Student Blog: Law, Markets, & The Role Of The State
AFTER THE SUBPRIME MORTGAGE CRISIS, PERHAPS SOME RELIEF?
On September 2, Shira Scheindlin, a U.S. district judge ordered Morgan Stanley, Moody’s Investors Service, and Standard & Poor’s to defend fraud charges in a class-action lawsuit. The plaintiffs, Abu Dhabi Commercial Bank and King County in Washington State are accusing them of masking the risks of an investment that is linked to subprime mortgages.

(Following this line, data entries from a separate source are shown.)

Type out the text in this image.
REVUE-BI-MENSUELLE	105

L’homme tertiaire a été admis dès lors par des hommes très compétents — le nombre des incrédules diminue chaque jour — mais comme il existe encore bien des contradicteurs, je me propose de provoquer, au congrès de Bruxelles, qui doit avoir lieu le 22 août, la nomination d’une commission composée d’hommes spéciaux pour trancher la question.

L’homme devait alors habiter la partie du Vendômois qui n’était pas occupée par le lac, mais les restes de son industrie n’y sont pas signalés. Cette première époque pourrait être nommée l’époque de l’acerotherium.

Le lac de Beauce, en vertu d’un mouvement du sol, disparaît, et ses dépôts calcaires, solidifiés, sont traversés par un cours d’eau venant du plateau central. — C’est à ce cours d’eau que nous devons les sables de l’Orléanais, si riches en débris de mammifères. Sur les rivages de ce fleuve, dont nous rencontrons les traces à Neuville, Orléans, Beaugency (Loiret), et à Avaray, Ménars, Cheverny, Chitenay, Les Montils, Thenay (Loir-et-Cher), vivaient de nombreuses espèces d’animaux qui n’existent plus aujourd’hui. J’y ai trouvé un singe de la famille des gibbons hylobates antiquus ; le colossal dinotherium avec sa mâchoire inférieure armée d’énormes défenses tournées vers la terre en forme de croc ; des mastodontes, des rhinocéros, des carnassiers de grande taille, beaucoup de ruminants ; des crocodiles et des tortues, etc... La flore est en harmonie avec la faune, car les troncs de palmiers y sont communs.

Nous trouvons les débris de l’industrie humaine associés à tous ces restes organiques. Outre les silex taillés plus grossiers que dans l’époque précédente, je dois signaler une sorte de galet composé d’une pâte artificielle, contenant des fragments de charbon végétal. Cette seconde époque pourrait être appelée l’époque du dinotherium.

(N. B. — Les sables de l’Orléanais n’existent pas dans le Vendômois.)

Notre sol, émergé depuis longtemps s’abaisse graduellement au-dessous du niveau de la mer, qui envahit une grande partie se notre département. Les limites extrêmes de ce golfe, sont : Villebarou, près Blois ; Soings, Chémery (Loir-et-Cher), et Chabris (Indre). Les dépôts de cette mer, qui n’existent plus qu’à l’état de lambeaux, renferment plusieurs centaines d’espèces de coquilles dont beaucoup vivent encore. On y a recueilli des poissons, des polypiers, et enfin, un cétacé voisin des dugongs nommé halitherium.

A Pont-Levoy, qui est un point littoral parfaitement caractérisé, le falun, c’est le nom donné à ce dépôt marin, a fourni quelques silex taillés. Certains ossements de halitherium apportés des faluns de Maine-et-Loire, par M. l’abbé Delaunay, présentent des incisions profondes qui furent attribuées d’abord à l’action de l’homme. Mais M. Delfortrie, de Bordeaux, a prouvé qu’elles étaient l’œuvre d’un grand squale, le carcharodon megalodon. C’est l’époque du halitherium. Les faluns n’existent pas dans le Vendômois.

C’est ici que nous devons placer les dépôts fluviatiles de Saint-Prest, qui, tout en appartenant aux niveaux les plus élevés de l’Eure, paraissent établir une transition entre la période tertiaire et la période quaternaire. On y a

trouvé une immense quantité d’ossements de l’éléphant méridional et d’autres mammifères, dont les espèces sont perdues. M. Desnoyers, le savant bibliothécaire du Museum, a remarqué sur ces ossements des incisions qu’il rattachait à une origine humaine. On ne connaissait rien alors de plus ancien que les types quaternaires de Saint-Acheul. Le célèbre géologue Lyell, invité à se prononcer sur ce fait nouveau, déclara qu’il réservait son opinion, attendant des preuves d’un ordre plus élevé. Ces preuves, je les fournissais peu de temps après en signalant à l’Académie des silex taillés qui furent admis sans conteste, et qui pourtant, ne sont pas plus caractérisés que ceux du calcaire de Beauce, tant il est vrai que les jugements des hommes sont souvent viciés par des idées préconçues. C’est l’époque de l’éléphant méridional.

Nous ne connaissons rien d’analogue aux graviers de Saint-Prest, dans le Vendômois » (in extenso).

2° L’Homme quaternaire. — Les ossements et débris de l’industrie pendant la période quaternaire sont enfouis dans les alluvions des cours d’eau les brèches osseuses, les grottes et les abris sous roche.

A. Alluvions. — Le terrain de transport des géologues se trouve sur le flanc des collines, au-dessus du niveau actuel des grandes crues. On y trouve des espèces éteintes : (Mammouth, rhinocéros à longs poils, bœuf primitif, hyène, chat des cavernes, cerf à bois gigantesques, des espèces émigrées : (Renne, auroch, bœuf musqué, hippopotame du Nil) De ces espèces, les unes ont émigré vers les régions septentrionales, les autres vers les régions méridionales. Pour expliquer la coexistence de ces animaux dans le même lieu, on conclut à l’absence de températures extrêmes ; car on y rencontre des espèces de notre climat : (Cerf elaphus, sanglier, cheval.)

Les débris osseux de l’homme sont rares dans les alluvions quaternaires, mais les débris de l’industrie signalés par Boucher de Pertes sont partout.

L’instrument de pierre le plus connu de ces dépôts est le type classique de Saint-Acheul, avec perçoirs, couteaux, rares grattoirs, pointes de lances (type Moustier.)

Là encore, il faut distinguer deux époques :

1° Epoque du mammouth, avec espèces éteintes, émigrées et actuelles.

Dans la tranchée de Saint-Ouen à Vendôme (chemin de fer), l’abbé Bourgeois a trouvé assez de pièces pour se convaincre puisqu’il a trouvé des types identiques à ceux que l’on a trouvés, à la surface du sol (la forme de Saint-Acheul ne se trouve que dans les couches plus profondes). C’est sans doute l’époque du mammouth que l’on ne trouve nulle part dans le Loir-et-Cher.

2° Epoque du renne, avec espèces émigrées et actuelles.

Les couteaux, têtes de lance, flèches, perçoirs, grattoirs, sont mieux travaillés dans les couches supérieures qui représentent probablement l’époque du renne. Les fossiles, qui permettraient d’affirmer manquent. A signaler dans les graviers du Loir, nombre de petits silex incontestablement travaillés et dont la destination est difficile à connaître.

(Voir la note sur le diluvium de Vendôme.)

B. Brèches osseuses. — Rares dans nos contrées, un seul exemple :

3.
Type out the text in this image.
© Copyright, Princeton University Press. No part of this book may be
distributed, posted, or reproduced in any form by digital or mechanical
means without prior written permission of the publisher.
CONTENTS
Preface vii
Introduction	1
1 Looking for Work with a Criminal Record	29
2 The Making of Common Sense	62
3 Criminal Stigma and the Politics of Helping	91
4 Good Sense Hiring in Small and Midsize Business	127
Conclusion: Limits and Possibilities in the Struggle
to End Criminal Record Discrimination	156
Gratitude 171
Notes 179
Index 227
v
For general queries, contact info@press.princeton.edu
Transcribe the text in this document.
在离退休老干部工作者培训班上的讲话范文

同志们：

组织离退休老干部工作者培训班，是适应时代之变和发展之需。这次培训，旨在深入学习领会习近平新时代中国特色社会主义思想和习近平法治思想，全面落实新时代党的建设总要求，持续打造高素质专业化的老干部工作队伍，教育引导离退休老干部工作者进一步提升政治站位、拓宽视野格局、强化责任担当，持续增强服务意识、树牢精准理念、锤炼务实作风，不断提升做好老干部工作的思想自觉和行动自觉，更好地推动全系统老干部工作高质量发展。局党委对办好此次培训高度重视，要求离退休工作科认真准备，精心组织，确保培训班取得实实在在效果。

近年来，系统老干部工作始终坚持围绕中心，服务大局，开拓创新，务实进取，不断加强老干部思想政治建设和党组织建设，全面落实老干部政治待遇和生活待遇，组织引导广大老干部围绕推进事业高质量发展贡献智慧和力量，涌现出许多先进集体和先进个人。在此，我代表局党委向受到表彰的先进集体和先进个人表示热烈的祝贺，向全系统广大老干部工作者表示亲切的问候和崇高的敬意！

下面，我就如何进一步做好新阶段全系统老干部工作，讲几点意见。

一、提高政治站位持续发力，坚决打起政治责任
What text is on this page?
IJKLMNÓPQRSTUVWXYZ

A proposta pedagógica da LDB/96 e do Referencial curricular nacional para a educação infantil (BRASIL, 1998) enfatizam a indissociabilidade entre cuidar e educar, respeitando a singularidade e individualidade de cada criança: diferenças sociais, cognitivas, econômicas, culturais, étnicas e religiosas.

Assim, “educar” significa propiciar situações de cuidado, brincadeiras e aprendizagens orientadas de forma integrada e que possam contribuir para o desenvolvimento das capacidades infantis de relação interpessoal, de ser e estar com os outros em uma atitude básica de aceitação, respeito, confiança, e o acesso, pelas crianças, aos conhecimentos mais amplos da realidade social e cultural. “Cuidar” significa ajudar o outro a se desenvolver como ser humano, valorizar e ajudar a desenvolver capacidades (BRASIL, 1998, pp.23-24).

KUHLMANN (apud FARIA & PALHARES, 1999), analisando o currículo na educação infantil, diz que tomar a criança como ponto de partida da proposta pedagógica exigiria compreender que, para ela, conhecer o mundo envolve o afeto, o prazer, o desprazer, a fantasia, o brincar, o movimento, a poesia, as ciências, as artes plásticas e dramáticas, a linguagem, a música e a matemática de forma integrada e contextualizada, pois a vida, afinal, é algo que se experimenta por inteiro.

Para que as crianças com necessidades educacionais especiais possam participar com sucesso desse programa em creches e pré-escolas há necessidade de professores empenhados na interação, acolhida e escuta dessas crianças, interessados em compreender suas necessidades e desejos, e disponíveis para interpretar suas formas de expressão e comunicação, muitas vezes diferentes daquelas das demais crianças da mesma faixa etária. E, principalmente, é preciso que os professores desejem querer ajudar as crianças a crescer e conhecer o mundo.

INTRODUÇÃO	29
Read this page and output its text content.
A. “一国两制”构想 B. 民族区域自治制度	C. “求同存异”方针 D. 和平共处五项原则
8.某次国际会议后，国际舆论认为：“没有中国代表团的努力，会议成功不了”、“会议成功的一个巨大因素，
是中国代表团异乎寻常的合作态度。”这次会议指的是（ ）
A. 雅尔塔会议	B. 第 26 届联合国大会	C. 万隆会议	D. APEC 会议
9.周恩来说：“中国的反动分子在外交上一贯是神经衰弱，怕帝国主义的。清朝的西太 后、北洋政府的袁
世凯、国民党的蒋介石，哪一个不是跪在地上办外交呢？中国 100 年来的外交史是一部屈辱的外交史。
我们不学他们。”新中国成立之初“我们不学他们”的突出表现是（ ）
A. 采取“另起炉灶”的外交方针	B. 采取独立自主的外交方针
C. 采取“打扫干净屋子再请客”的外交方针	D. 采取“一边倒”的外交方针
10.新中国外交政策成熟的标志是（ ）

Since the subprime mortgage crisis began, there have been a flood of lawsuits against investors such as these, however, very few cases have actually survived. Perhaps this could be the beginning of some relief for the victims of subprime fraud. In a 68-page ruling, Judge Scheindlin said, “where both rating agencies and Morgan Stanley knew that the ratings process was flawed, knew that the portfolio was not a safe, stable investment, and knew that the rating agencies could not issue an objective rating because of the effect it would have on their compensation, it may be plausibly inferred that Morgan Stanley and the rating agencies knew they were disseminating false and misleading ratings.” While Americans lost more than a quarter of their net worth due to the fraudulent practices of firms such as these, the executives at these financial institutions have seen an overall increase in the value of their stock options. It seems as though these financial institutions are above reproach. Despite talk of bonus caps, little has been done by regulators to “rein in the bonus culture that many believe contributed to the near collapse of the financial sector.” With Judge Scheindlin’s ruling, there may be light at the end of the tunnel and perhaps even some relief.